No porque haya ruido fuera. Al contrario. El silencio es tan profundo que cualquier pequeño sonido se vuelve evidente.
Las casas antiguas crujen.
Lo descubres la primera noche. Apagas la luz, te tumbas y, cuando todo parece en calma, escuchas ese pequeño chasquido de la madera. Luego otro. Y otro más, en algún punto del pasillo o del techo.
La casa respira.
Las vigas se ajustan. El suelo se queja suavemente. Las paredes reaccionan al frío de la noche. Son sonidos pequeños, pero suficientes para recordarte que estás en un lugar con historia.
No es un hotel moderno. Aquí no todo es perfecto ni silencioso.
Pero eso forma parte del encanto.
En esas casas han pasado muchas cosas antes de que llegaras. Familias, veranos, inviernos largos, conversaciones alrededor de una mesa que probablemente sigue en el mismo sitio.

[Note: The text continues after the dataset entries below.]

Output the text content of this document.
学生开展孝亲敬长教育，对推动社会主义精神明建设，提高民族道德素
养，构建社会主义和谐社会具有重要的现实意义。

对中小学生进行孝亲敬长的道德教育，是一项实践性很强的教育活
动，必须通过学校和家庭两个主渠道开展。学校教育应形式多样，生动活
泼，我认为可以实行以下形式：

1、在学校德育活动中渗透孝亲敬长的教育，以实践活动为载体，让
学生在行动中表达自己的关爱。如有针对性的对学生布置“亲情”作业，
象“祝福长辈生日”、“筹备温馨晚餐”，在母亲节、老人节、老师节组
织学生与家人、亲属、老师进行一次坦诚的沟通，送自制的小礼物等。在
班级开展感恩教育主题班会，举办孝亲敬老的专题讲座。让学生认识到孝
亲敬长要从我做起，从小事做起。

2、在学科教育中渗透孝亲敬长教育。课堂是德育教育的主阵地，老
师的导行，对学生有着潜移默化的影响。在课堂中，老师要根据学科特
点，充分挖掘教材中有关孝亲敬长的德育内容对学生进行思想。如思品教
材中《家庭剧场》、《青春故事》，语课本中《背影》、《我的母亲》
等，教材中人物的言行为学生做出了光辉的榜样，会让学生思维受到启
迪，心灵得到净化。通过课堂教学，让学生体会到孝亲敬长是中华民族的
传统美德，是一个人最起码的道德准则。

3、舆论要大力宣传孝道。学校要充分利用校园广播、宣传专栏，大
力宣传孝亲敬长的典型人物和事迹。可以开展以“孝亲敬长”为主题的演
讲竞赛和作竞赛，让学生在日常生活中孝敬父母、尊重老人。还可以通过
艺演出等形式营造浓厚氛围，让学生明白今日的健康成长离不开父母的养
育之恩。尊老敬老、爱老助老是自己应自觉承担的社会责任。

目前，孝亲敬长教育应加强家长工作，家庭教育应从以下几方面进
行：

Cuando viajas, a veces eliges alojamientos impecables, donde nada se mueve y todo está diseñado para no hacer ruido.
Y otras veces duermes en una casa que cruje.
Al principio te sorprende. Luego te acostumbras. Y al final, casi te tranquiliza.
Porque cada pequeño sonido te recuerda algo sencillo: ese lugar no es nuevo.
Está vivo desde hace mucho tiempo.
Y esta noche, por unas horas, también es tu casa.